All the Boys Love Mandy Lane

Ok, last one for today–like I said, I am making myself write, but for the life of me, I can’t remember what I had planned for this one.

I finally watched 2006’s Bastrop-filmed, Robert Earl Keen-cameoed All the Boys Love Mandy Lane. There’s all sorts of self-reflection here: it’s Texan, my name is Mandy, but there’s also the topical Amber Heard hatred.

Oh, now I remember: it’s about how easily we slander pretty women, which is tangential to the point of the movie…

This is all coming about because of the Blake Lively smear campaign, which was orchestrated by the same people Johnny Depp hired to takedown Amber Heard. This is such a weird new world of celebrity, all about image tarnishing and reputation management, and I can barely handle my own digital footprint. In a way, it’s cool I could hire someone to do that; in another way, it is absolutely terrifying.

What I keep coming back to is this:

This is two women talking about taking down another woman. I can’t stop thinking about it.

As much as I want to roll my eyes at this, and I very nearly dismissed all of it, I keep coming back to that line texted between two women talking about a third: People really want to hate on women.

The Mandy Lane movie is tedious to watch because of the way it handles Amber Heard’s beauty (and there is absolutely no denying her beauty: remember her at the beginning of Zombieland in 2009? Her 2011 turn as Chenault in The Rum Diary, where she was so stunningly gorgeous Johnny Depp left his French model wife?) This movie was made before all that, when she was a 20-year-old Austin native running around a *ranch in Bastrop allegedly 150 miles from the nearest gas station* as the quintessential–one might say apex–final girl.

In the movie, she resembles a cross between Bella Swann and Betty from the Riverdale series (indeed, Mike from the Twilight movies is one of the better presences in this horror movie). She is constantly pawing at her locks a la Kristen Stewart with her hairpiece, even in some really pivotal life-or-death scenes, and though she’s supposed to be a runner (the final girl has to be in shape enough to run!) her form is gawky at best.

Throughout the movie, the characters’ motivations are so flimsy that the final twists don’t shock because it’s been so hard to tell which character is deceitful and which is just played by a bad actor. The premise, though, is that all the boys are indeed in love with Mandy Lane, and that genuinely motivates every single action they take. It makes zero sense.

It’s hard to talk about Mandy Lane without giving away the end of Mandy Lane, but the idea is that it is supposed to be some sort of commentary about their focus on her, in hindsight.

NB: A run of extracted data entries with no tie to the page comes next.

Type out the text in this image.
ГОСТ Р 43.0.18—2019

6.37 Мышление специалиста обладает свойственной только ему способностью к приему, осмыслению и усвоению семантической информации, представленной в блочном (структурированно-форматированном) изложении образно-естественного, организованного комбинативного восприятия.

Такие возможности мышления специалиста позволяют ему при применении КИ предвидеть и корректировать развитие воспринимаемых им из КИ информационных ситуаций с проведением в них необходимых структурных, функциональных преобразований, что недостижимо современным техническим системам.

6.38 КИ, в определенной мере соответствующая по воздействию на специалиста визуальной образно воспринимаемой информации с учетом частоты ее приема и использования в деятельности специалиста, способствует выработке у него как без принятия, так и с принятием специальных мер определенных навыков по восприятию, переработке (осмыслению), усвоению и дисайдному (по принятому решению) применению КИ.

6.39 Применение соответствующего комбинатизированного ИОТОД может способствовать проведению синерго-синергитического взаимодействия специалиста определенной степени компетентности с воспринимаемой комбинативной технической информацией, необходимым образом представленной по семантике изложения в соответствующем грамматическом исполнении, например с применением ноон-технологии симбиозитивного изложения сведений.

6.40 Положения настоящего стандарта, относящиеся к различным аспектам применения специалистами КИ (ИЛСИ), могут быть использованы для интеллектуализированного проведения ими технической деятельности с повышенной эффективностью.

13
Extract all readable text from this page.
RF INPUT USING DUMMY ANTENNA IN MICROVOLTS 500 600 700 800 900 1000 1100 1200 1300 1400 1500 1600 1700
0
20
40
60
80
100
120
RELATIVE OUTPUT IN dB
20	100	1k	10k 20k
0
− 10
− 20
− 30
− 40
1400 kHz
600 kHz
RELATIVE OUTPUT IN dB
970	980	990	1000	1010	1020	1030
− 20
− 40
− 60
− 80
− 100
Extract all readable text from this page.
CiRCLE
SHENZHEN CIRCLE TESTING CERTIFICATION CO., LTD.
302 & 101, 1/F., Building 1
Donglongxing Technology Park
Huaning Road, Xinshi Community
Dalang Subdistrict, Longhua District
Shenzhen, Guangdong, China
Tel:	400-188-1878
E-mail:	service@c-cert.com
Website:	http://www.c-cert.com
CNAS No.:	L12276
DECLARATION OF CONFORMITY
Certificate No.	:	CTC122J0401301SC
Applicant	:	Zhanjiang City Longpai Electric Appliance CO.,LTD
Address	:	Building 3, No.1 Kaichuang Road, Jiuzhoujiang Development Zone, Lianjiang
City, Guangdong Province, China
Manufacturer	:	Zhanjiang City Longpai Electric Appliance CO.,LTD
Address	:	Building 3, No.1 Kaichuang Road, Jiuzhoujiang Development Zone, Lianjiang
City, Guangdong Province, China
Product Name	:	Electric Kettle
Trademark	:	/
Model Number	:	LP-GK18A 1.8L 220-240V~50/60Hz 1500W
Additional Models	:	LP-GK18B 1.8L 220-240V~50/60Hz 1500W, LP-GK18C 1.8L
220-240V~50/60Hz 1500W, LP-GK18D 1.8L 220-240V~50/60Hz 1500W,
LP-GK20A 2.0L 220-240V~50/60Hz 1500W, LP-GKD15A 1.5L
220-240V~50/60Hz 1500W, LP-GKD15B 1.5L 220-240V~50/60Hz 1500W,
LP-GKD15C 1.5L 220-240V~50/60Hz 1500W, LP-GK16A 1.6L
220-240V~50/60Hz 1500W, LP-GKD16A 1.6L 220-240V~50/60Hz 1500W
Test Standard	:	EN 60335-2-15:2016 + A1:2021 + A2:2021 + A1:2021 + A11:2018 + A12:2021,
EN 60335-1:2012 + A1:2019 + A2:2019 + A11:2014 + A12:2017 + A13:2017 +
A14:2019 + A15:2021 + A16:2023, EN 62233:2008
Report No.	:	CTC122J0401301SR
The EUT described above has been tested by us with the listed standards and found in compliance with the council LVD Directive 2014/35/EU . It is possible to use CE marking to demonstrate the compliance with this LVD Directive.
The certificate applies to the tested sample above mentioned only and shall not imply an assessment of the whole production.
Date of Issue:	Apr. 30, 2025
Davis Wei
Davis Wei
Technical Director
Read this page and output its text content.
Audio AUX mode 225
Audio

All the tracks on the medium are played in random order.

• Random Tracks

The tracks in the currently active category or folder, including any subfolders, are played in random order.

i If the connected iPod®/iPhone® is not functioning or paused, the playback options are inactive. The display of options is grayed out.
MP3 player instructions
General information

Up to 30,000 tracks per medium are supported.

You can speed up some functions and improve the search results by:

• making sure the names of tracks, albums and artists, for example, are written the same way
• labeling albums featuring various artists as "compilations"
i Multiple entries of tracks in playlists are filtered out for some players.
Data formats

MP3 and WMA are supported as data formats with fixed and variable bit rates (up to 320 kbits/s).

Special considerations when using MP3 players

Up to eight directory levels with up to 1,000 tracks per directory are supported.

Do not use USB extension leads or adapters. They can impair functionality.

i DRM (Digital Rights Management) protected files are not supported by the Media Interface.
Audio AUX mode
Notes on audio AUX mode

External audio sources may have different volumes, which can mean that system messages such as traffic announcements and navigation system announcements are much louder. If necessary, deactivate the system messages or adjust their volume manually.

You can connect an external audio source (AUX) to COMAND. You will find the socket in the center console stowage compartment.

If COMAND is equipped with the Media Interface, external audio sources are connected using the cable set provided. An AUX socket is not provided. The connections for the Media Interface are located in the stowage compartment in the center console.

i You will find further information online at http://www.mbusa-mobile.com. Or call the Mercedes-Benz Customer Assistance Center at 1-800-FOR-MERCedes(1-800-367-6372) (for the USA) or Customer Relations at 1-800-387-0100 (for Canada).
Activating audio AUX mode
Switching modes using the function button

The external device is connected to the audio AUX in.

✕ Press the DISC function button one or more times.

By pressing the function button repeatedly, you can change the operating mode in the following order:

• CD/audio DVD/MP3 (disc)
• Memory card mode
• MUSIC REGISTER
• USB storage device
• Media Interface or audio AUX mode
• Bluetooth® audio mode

But to get there, you either have to see the twist coming (I did not) or endure this weird behavior the whole movie in order to get to the twist, which honestly does not hold up even when you look back at everyone’s actions through that lens.

I’m going to confess, I thought I knew the twist, and it involved everyone pretending to be so in love with Mandy to be faking it for very detailed conspiracy reasons (maybe that says more about me than the plot, but I’m convinced I read this in a review or spoiler somewhere). That would have made more sense. The people who died had more motivation to kill than the people who actually did the killing. And I think maybe that was the commentary. That beautiful women make us do stupid things.

So back to Blake Lively, and Johnny Depp running off with the co-star young enough to be his daughter, and this book on my nightstand about Helen of Troy, and the women who work as hired guns to take down other women. Yes, it is silly that Blake Lively’s haircare line flopped. In some contexts, it is really funny, as is the fact that Nicepool’s man bun is now part of a case presented in a court of law.

And we are forgetting the context of the movie that started all this. Mandy Lane is a slasher where dumb, good-looking kids (young Luke Grimes is in this one) are meant to get hurt, but It Ends with Us tackled domestic abuse in a way that resonated with a lot of people. I got annoyed because, in the end, the lesson was simply that Blake Lively’s Lily Bloom did not deserve to be abused because she was so beautiful and kind and good. Seriously. That’s what her knight in shimmering armor tells her (accidental Johnny Depp reference I’m rolling with): he says she saved him by looking out her window; he saw her pretty face and decided not to die. Her face saved him, like Helen’s launched a thousand ships. I got the impression, sitting in the theater, that those of us who don’t look like Blake Lively will probably need to fend for ourselves; furthermore, the implication that, if we aren’t perfect little sweet and kind angels, paragons of motherly virtue and patron saints of flowers, maybe we deserve what we get…that stung. It always does. So I almost jumped on the bandwagon when an actress’s public image took a hit, because it was gleeful and fun to do so.

Ultimately, though, I side with the creators, and in this case that means Colleen Hoover. I have never read a single Colleen Hoover book, but I’m not going to deride anyone who reaches that many people. If she wrote the book on men mistreating women and she sides with Blake Lively, flower puns and all, that’s enough to give me pause. It’s the other women’s words, the women destroying another woman for sport (and, yes, pay) that convinced me this is more than just a case of silly celebrities spatting over who gets more attention at the movie premiere.